Ou seja, mesmo considerando que os participantes permaneçam no período previsto em cada ciclo, a rotatividade vai ser grande. Isso quer dizer que vai ter sempre uma pessoa pouco experiente responsável pela assistência médica às comunidades atendidas pelo programa. Isso não favorece em nada a estruturação do SUS de forma sustentada.

Mas é difícil conceber que um trabalhador, seja ele de qualquer área de atividade qualificada, se disponha a abrir mão de iniciar uma carreira com garantias trabalhistas e as vantagens de viver em um centro urbano estruturado para viver em condições de vida mais limitadas, sem incentivos ou garantias de, no mínimo, uma aposentadoria digna – o Mais Médicos, como não é relação de emprego, não oferece nem a contribuição previdenciária patronal.

A situação do médico bolsista consegue ser até pior do que as modalidades de trabalho temporário criadas pela Reforma Trabalhista de 2017, que foi criticada (com razão) pelo partido que lidera a atual coalizão partidária que comanda o País – não tem como ignorar que tem uma grande incoerência nisso.

E nisso, a forma de contratação do Mais Médicos se mostra uma ameaça aos direitos trabalhistas consagrados do conjunto dos trabalhadores brasileiros. Se é o que se faz agora com médicos, o que garante que essa forma de contratação não vai se estender às demais categorias profissionais? Nem contrato temporário no magistério é tão ruim.

A questão da atração de médicos para o serviço público já é difícil em Portugal, um País sem tantas desigualdades sociais e de desenvolvimento quanto o Brasil tem. Lá, o salário no serviço público é 32% menor do que na iniciativa privada. Aqui, os salários no serviço público, dependendo da localidade, mal chegam a 30% do que oferece a iniciativa privada.

Se quisermos efetivamente estender a assistência básica em saúde a todos os recantos do país, fixar médicos em localidades vulneráveis e também preencher a falta de profissionais nas grandes cidades, temos que resolver esse gargalo. E é por isso que nós, médicos, defendemos a criação de uma carreira médica de Estado e o estabelecimento de um piso salarial nacional, para garantia dos postos de trabalho médico em todas as localidades e provimento permanente de médicos.
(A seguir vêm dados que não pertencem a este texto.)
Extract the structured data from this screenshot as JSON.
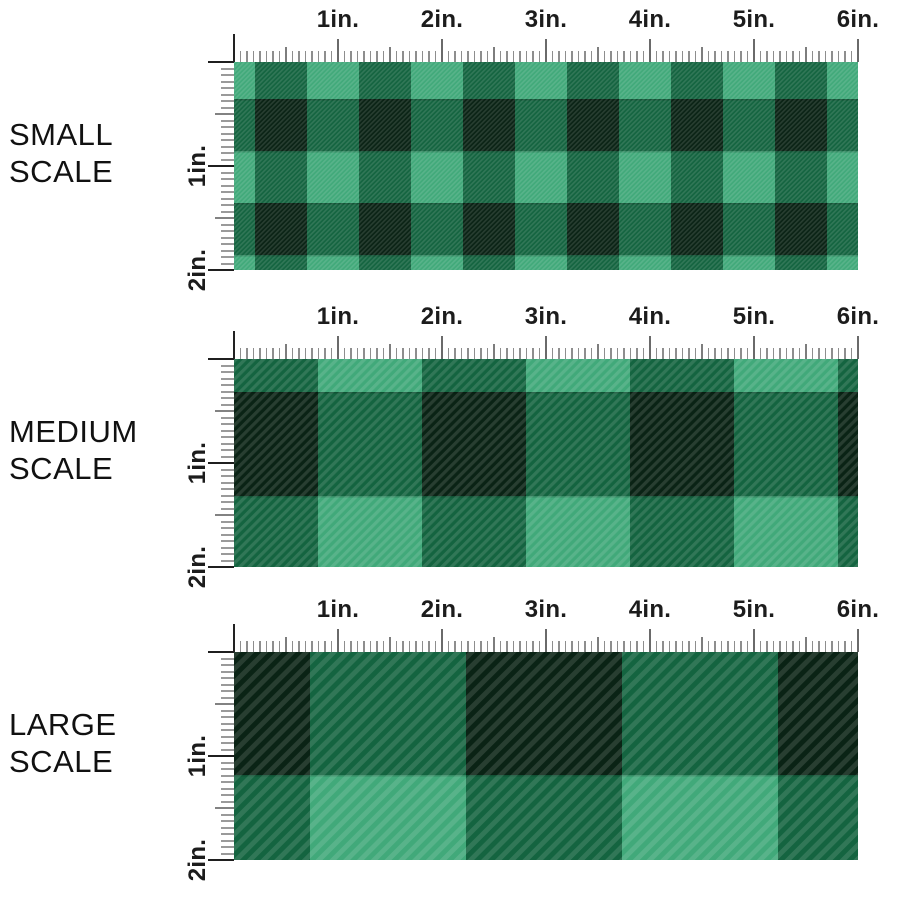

Para atingirmos o nível de expansão necessário do sistema público de saúde é necessário garantir um mínimo de estabilidade não só aos médicos, mas a todos os profissionais de saúde necessários para que o SUS se concretize como a efetivação da garantia do acesso universal à assistência à saúde que a nossa Constituição Federal determina que seja.